First Posted: 1/20/2014
Basketball can be a challenging game for a young post player who stops growing.
Fortunately for Cayle Spencer, even if she is not growing, her game is.
Spencer once scored her points by knowing how to use a size advantage.
“I’ve always been bigger,” said Spencer, a 5-foot-9 junior power forward, “but people are growing and I seemed to have stopped.”
Spencer went over the 1,000-point mark for her career on Jan. 9 and has continued to add to her totals since.
She has racked up such lofty totals with more than a year left in her high school career because Spencer has developed into a player that can score in a variety of ways.
Spencer uses her strength to score on post moves and drives to the basket. She also has developed an accurate shooting touch, hitting at least one 3-pointer in eight straight games prior to Monday’s loss to Meyers, making 77 percent of her free throws and hitting the mid-range jumpers that are often missing from modern basketball.
“Cayle can post you up,” Lake-Lehman coach Charlie Lavan said. “She can also drive to the rim.
“She can get to the basket and she can also hit the three, so she has just about every weapon that I’d want offensively.”
Spencer has been scoring since she picked up the sport in second grade. She has added ways to score, in part through AAU basketball in the summer where she often moves further away from the basket in what could be a prelude to what she hopes will be a college career.
“I’ve always been able to drive first,” Spencer said. “I’ve really had to work on my jump shot a lot this year.”
It has paid off in consistency.

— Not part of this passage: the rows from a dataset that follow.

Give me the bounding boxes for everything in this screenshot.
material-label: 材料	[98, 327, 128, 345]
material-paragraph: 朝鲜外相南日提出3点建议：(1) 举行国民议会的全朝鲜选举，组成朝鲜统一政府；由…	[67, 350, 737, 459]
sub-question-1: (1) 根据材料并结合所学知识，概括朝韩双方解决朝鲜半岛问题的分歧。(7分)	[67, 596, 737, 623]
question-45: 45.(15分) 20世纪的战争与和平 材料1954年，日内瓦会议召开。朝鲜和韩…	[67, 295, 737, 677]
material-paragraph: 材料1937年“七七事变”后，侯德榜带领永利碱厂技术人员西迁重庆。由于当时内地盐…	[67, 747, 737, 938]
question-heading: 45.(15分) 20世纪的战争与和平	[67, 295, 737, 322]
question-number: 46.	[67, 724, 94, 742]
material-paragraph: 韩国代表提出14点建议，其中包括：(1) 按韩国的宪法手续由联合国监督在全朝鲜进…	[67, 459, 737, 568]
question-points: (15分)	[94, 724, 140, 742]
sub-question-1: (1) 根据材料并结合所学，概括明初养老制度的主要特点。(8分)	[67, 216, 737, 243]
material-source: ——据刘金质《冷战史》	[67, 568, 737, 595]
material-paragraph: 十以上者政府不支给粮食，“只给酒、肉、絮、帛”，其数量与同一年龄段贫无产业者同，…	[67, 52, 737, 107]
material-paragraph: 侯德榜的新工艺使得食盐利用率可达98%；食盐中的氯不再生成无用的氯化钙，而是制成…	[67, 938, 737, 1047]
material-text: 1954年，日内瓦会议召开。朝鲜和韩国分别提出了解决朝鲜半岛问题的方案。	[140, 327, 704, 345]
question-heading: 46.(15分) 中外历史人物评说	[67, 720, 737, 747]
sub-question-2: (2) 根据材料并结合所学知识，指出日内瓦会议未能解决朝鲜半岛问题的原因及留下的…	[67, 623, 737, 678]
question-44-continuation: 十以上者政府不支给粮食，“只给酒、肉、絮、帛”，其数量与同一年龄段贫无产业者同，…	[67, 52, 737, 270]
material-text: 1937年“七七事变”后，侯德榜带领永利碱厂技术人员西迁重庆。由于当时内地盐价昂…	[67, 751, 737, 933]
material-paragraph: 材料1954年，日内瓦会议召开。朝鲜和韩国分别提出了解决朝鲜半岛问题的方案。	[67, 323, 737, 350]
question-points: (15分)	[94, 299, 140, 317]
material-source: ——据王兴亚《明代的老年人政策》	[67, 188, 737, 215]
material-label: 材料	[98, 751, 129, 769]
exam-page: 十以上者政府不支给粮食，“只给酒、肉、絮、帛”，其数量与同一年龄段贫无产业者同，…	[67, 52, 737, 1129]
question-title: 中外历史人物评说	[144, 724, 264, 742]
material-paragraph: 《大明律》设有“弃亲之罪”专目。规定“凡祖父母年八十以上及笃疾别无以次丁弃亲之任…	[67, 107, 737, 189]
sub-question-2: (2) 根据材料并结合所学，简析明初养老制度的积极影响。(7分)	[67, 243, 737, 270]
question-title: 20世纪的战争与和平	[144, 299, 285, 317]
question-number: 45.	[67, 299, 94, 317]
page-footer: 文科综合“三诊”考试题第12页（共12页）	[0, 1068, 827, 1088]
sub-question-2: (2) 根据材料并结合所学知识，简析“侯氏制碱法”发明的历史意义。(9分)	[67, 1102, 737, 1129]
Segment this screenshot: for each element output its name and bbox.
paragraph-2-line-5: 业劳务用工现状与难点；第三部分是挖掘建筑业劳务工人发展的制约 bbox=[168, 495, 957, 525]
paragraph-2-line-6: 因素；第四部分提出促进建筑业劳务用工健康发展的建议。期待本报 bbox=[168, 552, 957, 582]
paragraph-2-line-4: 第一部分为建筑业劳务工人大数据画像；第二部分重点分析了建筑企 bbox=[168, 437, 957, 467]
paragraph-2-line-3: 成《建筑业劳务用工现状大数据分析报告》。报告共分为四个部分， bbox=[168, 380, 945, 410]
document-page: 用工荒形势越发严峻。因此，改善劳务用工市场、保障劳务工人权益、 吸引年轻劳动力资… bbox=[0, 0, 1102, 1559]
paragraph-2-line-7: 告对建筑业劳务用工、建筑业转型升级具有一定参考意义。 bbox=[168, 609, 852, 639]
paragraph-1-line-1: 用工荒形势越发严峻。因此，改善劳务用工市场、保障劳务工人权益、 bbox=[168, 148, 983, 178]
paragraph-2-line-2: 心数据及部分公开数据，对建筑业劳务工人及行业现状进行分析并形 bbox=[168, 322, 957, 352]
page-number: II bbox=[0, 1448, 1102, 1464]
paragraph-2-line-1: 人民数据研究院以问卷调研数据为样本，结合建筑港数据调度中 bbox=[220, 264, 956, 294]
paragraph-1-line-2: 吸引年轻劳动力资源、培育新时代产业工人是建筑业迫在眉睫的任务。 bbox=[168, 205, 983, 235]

If opponents take one part of Spencer’s game away, she has another option. The versatility has allowed Spencer to score at least 12 points in each of her 14 games this season while averaging 20.4.
“She plays ball almost all year round with AAU,” Lavan said of Spencer, a contender for a throwing state medal in track and field who gave up soccer this school year to devote more time to basketball. “She works awful hard on her game and she’s gotten better each year.”
Lavan opens games trying to take advantage of Spencer’s experience as an inside scorer.
“We usually try to establish that inside game first and go from there,” he said. “If we can get that inside game going, we can get to the line and get the other team in foul trouble.
“If they keep that middle pretty well clogged up, we have to adjust a little bit and she can definitely rotate out and hit the 3.”
Spencer has done more than score while helping Lake-Lehman to a 5-3 record in Wyoming Valley Conference Division 2 and 3 play as well as a 11-6 overall mark. She is second on the team with 7.4 rebounds and tied for third with 1.9 steals per game while working to become a more effective defender.
As she looks ahead to the possibility of playing away from the basket more in the future, Spencer works on her dribbling as well as her outside shot. A tough inside defender, she has found the transition to occasional perimeter defense the hardest because her style of play naturally relies more on strength than speed.
“They call more fouls outside, I’ve noticed,” said Spencer, who is accustomed to the physical play in the post.
The work extends beyond the court where Spencer has put in time on strength training and therapy for her ankles, in the process becoming a better jumper.
“I have hopes of playing in college,” Spencer said. “I’ve been to a few showcases, but I haven’t really talked to any coaches yet.”
For now, she is simply showing what she can do – from many different spots on the court.